Поскольку их было довольно много – я имею в виду точки, – а времени на ответ отпущено меньше, чем полсекунды, студенты представления не имели о точности своих подсчетов. Но, так или иначе, их сделали, и эта умышленная манипуляция позволила Тайфелю произвольно разделить студентов на две «минимальные группы»: «занижателей» и «завышателей». «Минимальные» потому, что классификация была надуманной и учитывала малозначительное отличие. «Группы»? Да просто потому, что учеников было несколько.

Проведя разделение, Тайфель попросил каждого ученика оценить в баллах – по числу которых, кстати, пообещал выдать деньги оцениваемому – двух других участников исследования. По именам никто никого не знал и все друг друга описывали по одному-единственному критерию: «из моей группы» и «из другой группы».

Мог ли факт, что незнакомые друг с другом ученики одной группы противопоставляли себя другой по принципу «свой – чужой», повлиять на эти оценки? Ответ, который правильно предсказали Тайфель и его коллеги, был утвердительным.

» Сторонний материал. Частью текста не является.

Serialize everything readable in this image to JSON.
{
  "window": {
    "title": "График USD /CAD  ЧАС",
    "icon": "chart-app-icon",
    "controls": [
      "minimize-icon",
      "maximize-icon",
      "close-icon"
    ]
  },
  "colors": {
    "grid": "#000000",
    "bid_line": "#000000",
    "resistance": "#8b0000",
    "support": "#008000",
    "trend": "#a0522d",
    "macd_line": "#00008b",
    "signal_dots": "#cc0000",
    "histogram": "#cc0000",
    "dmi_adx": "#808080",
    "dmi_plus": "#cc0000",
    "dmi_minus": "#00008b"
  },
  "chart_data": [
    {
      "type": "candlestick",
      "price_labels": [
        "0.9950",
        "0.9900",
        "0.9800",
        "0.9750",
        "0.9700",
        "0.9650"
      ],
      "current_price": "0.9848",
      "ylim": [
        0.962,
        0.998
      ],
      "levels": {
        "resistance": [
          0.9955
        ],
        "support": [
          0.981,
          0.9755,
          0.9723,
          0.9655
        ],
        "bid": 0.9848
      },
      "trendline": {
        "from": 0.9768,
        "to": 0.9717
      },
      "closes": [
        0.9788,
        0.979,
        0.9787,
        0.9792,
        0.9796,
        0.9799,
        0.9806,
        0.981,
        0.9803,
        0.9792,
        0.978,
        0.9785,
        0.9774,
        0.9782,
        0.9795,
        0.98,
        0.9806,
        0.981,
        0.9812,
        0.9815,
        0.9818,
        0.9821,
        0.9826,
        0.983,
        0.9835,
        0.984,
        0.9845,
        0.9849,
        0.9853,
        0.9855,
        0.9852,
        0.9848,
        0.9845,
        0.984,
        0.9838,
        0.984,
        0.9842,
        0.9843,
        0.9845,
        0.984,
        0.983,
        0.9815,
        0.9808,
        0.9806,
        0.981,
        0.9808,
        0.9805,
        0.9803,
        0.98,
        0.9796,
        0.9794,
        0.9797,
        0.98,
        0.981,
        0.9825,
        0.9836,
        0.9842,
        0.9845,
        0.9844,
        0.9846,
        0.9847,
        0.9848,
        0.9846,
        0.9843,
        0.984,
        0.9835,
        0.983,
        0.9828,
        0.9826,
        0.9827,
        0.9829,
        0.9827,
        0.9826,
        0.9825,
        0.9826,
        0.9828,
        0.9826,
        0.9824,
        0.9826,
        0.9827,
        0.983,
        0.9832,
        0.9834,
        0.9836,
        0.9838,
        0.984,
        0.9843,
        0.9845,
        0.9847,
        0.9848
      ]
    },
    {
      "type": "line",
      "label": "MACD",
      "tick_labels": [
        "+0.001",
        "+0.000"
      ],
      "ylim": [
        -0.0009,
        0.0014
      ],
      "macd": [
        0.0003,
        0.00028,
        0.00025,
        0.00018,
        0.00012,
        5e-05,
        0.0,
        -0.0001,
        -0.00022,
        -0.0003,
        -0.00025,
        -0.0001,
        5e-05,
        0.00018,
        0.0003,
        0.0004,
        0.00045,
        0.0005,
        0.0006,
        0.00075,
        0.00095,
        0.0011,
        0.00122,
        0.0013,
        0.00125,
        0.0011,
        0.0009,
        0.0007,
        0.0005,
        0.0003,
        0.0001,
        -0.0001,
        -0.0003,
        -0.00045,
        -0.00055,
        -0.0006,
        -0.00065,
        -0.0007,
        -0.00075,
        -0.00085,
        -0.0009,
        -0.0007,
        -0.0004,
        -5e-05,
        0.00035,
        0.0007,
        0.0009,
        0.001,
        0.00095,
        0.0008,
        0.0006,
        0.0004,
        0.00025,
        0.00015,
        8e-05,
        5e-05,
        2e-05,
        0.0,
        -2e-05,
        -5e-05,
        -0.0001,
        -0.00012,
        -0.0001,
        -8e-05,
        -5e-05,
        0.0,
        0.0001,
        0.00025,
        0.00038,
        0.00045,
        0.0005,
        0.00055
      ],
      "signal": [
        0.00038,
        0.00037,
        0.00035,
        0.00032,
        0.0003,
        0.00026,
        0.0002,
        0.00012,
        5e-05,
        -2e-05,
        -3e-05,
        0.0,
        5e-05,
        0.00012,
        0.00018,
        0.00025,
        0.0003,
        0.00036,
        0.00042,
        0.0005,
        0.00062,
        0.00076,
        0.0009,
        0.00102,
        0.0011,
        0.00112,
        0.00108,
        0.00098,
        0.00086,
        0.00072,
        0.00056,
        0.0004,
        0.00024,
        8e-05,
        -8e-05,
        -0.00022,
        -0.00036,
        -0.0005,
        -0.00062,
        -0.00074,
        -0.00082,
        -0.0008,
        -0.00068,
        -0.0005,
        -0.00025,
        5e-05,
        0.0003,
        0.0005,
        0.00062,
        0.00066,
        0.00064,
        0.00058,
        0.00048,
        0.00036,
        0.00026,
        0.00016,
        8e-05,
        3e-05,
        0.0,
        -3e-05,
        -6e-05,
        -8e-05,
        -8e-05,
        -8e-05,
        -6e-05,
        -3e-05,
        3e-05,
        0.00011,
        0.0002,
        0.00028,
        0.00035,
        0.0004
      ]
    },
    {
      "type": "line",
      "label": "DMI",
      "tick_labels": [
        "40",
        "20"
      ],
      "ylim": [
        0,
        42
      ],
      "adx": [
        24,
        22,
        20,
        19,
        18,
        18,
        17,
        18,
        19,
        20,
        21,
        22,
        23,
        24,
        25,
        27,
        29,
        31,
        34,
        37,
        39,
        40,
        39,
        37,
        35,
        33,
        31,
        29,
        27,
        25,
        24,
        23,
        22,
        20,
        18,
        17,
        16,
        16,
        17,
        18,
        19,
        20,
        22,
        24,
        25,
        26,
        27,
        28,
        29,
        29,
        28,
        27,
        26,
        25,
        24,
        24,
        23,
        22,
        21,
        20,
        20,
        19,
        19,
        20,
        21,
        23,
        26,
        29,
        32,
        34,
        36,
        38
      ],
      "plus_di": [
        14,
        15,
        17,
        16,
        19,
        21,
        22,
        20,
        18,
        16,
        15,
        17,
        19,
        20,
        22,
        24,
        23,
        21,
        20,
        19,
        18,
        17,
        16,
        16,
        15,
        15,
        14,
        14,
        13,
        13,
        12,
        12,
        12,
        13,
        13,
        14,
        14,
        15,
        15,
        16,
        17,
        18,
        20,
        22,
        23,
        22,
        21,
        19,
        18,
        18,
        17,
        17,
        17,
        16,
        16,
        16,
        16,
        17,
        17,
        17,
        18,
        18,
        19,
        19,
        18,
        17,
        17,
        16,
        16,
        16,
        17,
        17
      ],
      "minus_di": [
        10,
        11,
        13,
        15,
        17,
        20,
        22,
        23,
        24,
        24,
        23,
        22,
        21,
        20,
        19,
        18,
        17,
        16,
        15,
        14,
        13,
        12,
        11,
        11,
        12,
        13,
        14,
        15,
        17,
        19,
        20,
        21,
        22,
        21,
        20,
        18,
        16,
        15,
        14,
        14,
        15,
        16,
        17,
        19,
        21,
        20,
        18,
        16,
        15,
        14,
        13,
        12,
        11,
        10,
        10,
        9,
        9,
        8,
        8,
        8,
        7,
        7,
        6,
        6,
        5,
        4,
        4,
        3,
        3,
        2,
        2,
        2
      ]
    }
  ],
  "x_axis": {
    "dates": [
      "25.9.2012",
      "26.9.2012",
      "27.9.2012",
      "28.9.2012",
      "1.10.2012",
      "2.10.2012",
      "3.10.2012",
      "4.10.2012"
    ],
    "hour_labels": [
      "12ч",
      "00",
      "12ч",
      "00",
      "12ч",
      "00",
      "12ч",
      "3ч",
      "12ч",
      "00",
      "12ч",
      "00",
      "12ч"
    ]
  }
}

Баллы денежного вознаграждения щедро пролились на членов «своей» группы, для «чужой» же на них поскупились. Несмотря на то что все участники исследования прежде никогда не встречались. Кроме того, не было ни малейшей надежды, что они когда-либо встретятся снова. То есть это не «вы почешете мне спинку, а я – вам». Вознаграждение просто распределялось по одному, весьма нехитрому принципу: «свой – чужой».

Неправильные линии

Оглянитесь вокруг, и вы не сможете не отдать должное силе влияния понятия «свои». Стоит прийти хотя бы на футбольный матч, чтобы отчетливо это осознать. Но вот что может вас удивить: влияние принадлежности к группе заходит гораздо дальше простого предпочтения «своих» «чужим». Оно распространяется и на то, как мы воспринимаем события.

Возьмем простую задачу, проиллюстрированную рис. 3.5. Какая из трех вертикальных линий, изображенных на карточке A, имеет ту же длину, что и линия на карточке B?

Рис. 3.5. Простая задача на суждение на основе восприятия (по С. Ашу, 1955)

Проще пареной репы, верно? Средняя – линия 2. Если б вы ошиблись, вам следовало бы проверить зрение. И все же, знаете что? Держу пари, что смог бы убедить вас поступить именно так – ошибиться – с помощью очень простого маневра. Не верите? К счастью, вам и не нужно.

В 1955 г. американский социальный психолог Соломон Аш провел именно такой эксперимент, ставший одной из самых знаменитых демонстраций власти конформизма.

Что сделал Аш. Во-первых, усадил группу из девяти человек перед диапроектором. Во-вторых, показал группе 18 пар карточек с линиями, идентичных показанным на рис. 3.5. В-третьих, до начала эксперимента он проинструктировал восемь участников группы (своих «подсадных уток») из девяти давать один и тот же неправильный ответ, когда речь шла о шести из этих 18 пар. А потом Аш садился и наблюдал, что скажет девятый испытуемый. Стал бы он перед лицом такого единодушного несогласия настаивать на своем правильном – и очевидном – ответе?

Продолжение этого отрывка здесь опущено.